Now researchers from the Salk Institute for Biological Studies in the US have discovered that telomerase has an on/off switch - and can be present in a cell but not slow down ageing if it's turned off.
“Previous studies had suggested that once assembled, telomerase is available whenever it is needed,” senior author Vicki Lundblad said in a press release. “We were surprised to discover instead that telomerase has what is in essence an ‘off’ switch, whereby it disassembles.” Their research is published in the journal Genes and Development.
It’s a pretty huge breakthrough, because if scientists can now work out how to manipulate this “off” switch, it could help them slow down the ageing process and lead to treatments for age-related diseases. And, interestingly, it may also provide insight into cancer cells, which require telomerase to help them divide uncontrollably.
Lundblad, along with graduate student Timothy Tucey, discovered this switch in yeast, by using a new technique that allowed them to monitor each component of telomerase while a cell grew and divided.
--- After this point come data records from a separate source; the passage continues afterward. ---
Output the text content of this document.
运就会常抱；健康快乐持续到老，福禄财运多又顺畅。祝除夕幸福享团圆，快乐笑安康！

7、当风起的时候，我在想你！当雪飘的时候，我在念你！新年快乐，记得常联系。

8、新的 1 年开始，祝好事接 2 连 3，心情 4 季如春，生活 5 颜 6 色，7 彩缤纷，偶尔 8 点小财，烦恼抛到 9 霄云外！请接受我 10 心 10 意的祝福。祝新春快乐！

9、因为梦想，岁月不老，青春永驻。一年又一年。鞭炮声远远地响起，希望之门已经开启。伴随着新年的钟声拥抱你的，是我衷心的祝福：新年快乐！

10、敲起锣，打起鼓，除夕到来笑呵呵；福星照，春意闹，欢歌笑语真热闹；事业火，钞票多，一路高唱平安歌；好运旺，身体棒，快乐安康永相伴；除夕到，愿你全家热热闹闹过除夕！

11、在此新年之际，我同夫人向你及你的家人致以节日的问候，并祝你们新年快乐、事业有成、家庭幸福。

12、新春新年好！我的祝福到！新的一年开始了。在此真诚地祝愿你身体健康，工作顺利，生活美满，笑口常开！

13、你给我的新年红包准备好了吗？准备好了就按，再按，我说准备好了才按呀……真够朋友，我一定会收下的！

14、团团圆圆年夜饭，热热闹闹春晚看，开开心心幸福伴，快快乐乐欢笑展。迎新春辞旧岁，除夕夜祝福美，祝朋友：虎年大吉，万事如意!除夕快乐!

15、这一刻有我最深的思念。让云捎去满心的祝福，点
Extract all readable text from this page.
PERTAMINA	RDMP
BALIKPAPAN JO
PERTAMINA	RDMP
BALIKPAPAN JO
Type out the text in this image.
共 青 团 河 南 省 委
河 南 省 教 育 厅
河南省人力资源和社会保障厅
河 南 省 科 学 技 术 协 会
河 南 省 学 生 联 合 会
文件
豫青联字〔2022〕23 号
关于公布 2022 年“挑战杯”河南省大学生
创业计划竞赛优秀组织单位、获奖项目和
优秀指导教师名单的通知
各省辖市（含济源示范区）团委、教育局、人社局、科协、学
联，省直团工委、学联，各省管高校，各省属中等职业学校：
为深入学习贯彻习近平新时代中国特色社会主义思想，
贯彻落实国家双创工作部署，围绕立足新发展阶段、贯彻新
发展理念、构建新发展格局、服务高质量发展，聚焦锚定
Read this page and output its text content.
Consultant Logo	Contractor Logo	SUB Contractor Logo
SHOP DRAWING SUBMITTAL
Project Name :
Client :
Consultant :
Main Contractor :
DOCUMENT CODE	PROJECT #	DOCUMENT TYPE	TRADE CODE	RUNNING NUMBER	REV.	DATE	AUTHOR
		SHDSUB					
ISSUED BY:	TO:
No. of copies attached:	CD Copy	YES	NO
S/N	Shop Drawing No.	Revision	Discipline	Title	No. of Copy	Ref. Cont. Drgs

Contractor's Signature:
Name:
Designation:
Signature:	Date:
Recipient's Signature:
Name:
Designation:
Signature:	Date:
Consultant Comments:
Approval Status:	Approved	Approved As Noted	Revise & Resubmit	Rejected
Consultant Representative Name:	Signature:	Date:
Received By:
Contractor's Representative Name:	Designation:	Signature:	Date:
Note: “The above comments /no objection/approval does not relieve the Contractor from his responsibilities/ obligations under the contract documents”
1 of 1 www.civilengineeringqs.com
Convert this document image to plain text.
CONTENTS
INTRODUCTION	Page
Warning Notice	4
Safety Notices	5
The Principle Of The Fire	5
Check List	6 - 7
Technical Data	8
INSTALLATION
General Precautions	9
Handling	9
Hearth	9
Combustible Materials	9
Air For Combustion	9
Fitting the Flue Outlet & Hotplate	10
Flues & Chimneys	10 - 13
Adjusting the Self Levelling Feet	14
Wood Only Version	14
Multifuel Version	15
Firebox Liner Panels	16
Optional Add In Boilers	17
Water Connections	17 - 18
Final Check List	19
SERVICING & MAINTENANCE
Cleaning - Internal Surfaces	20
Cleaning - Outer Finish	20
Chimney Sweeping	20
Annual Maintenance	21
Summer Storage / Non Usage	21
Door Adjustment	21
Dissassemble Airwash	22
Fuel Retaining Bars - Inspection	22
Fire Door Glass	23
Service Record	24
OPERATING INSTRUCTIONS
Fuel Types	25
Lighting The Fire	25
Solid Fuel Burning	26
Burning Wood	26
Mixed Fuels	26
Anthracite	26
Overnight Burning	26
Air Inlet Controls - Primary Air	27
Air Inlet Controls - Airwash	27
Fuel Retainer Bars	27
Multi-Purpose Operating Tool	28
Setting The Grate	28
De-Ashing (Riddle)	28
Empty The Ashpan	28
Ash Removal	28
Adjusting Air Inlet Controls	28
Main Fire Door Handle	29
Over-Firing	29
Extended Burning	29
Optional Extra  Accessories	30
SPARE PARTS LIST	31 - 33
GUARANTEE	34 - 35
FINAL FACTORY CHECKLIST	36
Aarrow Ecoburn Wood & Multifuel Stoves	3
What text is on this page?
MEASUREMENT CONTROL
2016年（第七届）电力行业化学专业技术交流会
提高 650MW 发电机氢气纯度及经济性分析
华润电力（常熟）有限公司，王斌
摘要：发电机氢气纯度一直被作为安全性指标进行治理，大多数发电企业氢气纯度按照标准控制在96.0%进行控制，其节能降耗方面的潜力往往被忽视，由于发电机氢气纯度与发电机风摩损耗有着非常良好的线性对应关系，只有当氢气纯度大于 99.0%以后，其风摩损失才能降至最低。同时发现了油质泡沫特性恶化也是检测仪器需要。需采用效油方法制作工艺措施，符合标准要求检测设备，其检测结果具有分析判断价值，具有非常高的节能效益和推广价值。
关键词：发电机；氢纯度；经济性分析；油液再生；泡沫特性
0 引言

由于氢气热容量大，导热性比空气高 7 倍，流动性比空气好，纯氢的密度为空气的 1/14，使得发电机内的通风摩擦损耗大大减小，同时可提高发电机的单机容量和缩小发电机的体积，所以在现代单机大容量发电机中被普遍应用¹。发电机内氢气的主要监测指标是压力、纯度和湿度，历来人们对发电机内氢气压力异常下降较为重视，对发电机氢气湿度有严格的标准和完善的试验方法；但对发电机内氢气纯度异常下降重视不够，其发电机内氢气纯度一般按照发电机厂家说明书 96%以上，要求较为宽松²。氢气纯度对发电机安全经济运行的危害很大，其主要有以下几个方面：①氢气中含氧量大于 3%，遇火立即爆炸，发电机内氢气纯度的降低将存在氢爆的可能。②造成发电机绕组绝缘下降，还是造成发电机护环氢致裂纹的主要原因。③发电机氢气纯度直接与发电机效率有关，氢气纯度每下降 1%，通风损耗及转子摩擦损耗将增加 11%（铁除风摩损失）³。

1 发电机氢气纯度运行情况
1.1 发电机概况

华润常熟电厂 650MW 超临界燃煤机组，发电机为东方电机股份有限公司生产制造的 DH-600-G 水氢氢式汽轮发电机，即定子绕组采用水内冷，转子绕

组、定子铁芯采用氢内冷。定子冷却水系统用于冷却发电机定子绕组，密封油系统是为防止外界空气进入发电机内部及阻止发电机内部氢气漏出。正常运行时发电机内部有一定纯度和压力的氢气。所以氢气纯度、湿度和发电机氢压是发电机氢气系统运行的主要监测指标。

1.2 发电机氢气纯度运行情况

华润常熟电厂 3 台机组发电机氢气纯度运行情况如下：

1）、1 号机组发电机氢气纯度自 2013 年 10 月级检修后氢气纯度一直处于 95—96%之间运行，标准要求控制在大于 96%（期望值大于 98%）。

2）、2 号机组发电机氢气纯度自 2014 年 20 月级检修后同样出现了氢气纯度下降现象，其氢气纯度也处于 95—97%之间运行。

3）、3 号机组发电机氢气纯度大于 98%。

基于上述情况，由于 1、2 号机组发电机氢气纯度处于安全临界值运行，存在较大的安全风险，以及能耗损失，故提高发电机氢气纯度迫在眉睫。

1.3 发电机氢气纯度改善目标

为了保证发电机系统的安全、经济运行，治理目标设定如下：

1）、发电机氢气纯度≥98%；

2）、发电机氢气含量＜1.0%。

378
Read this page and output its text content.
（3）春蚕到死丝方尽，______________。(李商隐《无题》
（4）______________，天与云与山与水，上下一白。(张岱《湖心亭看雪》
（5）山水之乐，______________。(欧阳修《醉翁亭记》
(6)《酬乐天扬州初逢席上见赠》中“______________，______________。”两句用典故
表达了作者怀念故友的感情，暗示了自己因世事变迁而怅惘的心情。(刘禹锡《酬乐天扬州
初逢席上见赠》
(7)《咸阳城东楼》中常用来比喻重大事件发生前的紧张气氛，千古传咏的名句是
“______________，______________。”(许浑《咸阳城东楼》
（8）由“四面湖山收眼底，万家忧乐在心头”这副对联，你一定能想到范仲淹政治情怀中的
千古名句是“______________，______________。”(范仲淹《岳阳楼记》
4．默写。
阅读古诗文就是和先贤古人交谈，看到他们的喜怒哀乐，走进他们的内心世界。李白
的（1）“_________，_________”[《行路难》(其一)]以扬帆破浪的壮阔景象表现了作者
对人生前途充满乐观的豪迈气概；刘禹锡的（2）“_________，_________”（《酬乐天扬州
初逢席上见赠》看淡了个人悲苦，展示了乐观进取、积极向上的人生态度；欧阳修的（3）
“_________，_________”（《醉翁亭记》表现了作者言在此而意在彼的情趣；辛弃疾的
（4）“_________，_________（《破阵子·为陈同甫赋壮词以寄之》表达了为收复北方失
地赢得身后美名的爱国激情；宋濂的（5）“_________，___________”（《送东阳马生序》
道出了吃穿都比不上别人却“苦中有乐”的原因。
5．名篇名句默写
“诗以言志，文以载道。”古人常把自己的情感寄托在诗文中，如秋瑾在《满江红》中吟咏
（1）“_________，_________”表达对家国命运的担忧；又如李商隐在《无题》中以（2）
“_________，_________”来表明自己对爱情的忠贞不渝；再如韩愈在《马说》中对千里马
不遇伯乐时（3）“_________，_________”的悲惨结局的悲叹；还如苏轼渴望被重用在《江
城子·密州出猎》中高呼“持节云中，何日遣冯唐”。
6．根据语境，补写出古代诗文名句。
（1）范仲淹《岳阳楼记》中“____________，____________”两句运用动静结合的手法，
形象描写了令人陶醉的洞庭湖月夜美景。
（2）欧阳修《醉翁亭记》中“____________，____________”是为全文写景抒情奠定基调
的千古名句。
Each time a cell divides, its genome must be duplicated completely. And the scientists found that while a cell was replicating, telemorase was sitting in a “preassembly” mode, waiting for a molecular subunit to be added once genome duplication was complete.
But surprisingly, as soon as the telemorase was assembled, it quickly disassembled and switched into the “off” position, they discovered.
The researchers believe that this off switch might help the body keep telomerase at exceptionally low levels inside the cells in order to avoid the uncontrollable cell growth that can lead to cancer. But it could also be the key to helping cells divide for longer.
While it might not seem as though these experiments in a single-celled yeast can tell us much about human cells, much of the initial research on telomerase was done in yeast cells and laid the groundwork for future discoveries in humans.
The next step is to understand more about this switch and how it is involved in ageing and cancer, and then scientists can try to understand how it can be manipulated to keep people healthier for longer.